A study of 31,000 CodeRabbit pull request comments found developers rejected 56% of them — mostly for false positives and off-target suggestions.

AI-powered code review is shipping faster than evidence of whether it works — so researchers went and found some.

A study of 31,073 CodeRabbit review comments across 10,191 pull requests and 239 GitHub repositories found that developers accepted 36.4% of the AI's suggestions, engaged in discussion on 7.3%, and flatly rejected 56.3%. Rejections clustered around a few recurring problems: false positives, suggestions that were redundant or out of scope, and feedback that clashed with how the team actually writes code. The researchers also found that agentic reviews leaned heavily toward functional issues — bugs, logic errors — rather than longer-term code health concerns, and that those functional comments were the ones most likely to be wrong.

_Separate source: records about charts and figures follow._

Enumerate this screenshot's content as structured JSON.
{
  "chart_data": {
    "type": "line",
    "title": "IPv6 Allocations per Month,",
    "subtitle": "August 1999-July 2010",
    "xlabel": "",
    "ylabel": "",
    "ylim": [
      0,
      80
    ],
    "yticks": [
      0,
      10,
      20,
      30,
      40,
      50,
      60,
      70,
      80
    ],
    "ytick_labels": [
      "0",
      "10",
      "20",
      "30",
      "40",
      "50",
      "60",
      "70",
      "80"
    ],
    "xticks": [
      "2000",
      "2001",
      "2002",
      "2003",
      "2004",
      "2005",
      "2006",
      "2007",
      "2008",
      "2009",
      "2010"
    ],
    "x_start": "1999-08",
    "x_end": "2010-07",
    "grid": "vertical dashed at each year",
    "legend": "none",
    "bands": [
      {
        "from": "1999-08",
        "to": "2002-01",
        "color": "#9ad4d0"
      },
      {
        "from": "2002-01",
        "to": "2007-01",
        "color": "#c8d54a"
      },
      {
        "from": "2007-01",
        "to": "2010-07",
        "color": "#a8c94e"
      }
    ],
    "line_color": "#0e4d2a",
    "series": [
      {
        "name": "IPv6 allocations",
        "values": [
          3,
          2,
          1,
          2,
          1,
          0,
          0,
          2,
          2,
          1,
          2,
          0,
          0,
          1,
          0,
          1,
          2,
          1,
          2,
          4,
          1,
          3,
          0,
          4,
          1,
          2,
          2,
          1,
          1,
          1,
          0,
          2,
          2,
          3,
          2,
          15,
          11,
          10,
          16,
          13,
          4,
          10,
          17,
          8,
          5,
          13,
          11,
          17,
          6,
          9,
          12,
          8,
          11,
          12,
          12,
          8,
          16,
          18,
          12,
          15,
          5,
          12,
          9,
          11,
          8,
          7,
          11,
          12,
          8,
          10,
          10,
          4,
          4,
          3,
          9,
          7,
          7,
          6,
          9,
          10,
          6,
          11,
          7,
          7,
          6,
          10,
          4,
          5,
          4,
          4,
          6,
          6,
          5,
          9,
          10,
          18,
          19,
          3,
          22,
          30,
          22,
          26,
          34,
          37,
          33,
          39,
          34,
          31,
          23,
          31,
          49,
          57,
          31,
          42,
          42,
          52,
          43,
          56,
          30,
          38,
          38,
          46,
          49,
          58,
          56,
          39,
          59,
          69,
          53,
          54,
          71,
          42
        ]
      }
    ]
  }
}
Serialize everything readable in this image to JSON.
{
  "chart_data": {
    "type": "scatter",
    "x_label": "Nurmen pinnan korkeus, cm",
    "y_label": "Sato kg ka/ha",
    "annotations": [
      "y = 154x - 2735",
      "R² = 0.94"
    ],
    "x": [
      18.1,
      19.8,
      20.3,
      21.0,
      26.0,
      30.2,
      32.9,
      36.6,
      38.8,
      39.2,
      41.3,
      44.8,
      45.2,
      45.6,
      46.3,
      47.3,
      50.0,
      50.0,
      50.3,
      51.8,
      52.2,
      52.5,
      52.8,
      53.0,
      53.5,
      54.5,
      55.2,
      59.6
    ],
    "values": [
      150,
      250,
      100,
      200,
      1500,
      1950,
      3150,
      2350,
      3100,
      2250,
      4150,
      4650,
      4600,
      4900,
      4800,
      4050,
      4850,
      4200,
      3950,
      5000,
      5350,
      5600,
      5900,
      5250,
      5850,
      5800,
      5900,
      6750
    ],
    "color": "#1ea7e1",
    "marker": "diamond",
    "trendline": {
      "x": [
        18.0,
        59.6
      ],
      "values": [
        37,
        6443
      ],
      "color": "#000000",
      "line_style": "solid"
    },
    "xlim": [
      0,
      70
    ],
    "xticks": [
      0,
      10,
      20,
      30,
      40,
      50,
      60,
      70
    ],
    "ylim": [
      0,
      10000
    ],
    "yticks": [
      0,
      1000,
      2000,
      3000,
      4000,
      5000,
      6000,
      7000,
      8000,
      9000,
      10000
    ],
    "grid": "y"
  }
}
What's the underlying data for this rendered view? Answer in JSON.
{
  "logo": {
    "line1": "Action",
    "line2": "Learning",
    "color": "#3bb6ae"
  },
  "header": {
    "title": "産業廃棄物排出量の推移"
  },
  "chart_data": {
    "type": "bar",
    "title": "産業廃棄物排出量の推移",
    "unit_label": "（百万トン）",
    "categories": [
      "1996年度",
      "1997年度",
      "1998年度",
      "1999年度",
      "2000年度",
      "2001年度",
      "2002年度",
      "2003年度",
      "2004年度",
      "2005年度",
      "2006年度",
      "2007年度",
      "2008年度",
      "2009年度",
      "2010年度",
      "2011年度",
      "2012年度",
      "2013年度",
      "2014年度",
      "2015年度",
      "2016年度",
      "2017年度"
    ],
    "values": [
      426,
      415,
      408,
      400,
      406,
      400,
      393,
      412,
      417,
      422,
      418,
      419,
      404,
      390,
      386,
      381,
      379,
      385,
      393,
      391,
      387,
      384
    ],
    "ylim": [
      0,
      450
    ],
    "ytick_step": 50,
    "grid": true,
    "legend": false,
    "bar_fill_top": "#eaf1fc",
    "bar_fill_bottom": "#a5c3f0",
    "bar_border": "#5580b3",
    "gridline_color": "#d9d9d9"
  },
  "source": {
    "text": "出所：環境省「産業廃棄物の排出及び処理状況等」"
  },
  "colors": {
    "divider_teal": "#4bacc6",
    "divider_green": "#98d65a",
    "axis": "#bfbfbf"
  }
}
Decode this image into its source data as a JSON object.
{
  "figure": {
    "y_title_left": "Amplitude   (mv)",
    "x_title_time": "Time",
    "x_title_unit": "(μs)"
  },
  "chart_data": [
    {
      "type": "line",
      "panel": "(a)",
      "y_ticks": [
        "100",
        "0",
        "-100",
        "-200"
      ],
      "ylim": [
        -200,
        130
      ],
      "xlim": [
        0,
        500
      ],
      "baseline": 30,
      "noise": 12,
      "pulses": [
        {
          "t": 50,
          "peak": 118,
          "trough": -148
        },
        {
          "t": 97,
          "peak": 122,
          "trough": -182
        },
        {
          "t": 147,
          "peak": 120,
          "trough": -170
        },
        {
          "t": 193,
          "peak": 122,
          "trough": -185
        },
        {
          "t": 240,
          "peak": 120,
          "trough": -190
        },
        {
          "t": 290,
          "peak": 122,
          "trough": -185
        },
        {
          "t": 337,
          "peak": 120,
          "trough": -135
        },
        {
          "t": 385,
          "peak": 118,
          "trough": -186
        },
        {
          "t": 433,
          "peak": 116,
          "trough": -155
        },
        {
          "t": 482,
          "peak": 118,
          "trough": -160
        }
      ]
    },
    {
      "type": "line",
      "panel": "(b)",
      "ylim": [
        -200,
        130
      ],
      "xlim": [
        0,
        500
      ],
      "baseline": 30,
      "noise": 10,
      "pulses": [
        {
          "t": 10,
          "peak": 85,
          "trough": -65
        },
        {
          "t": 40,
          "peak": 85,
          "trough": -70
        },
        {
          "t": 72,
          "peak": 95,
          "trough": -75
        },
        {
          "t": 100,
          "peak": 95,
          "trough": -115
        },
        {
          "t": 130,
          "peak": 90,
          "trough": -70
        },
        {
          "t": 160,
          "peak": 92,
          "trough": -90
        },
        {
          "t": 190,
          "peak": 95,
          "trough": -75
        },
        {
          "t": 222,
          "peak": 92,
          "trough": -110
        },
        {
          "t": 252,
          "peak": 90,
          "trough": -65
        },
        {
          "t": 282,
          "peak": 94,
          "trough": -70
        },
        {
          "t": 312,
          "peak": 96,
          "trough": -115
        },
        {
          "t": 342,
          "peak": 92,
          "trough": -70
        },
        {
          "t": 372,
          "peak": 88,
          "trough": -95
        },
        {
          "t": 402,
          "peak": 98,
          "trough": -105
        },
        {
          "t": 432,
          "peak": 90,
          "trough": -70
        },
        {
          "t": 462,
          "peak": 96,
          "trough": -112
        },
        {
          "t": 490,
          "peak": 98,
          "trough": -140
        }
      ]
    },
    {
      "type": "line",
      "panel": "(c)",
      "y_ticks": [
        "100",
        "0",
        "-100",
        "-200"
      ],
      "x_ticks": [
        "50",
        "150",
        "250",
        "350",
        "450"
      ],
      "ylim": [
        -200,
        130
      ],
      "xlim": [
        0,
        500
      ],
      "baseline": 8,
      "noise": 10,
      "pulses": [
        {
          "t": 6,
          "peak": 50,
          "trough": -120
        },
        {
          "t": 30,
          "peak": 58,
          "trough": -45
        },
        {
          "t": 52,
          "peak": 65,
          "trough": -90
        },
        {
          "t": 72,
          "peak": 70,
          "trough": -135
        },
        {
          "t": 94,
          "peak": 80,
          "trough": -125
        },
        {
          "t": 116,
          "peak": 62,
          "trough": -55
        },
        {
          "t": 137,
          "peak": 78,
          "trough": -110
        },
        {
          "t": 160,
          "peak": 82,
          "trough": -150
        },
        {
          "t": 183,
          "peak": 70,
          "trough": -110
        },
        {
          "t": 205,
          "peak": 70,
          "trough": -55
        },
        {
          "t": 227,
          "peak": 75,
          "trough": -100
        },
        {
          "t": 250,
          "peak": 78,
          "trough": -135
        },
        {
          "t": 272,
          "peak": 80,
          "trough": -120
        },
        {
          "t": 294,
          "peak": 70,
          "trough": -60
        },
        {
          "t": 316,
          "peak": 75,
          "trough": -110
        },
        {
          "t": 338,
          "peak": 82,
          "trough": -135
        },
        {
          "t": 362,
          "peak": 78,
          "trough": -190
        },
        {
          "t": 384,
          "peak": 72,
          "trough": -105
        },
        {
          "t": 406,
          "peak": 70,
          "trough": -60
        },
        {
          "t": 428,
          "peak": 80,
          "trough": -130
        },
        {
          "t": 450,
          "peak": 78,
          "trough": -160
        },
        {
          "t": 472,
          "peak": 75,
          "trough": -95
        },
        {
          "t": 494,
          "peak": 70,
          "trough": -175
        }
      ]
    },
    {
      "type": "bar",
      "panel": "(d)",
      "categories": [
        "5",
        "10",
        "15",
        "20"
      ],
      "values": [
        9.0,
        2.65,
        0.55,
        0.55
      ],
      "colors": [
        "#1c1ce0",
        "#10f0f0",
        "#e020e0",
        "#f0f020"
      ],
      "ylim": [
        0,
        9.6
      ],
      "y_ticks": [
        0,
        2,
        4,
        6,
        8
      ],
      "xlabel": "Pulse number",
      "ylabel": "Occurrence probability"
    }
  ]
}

That breakdown matters because agentic review is being sold as a productivity multiplier. If developers spend more time dismissing noise than acting on signal, the tool creates work rather than removing it. The study also tested lightweight machine-learning models to predict which AI comments would be rejected and hit up to 76% F1 score — meaning the patterns of unhelpful feedback are learnable, which is either encouraging or a little damning depending on your read.

CodeRabbit is one of several AI review tools competing for a spot in the pull-request workflow; GitHub's own Copilot code review is chasing the same market. A rejection rate above 50% is not disqualifying on its own — human reviewers leave plenty of noise too — but it is a baseline the vendors will need to argue against.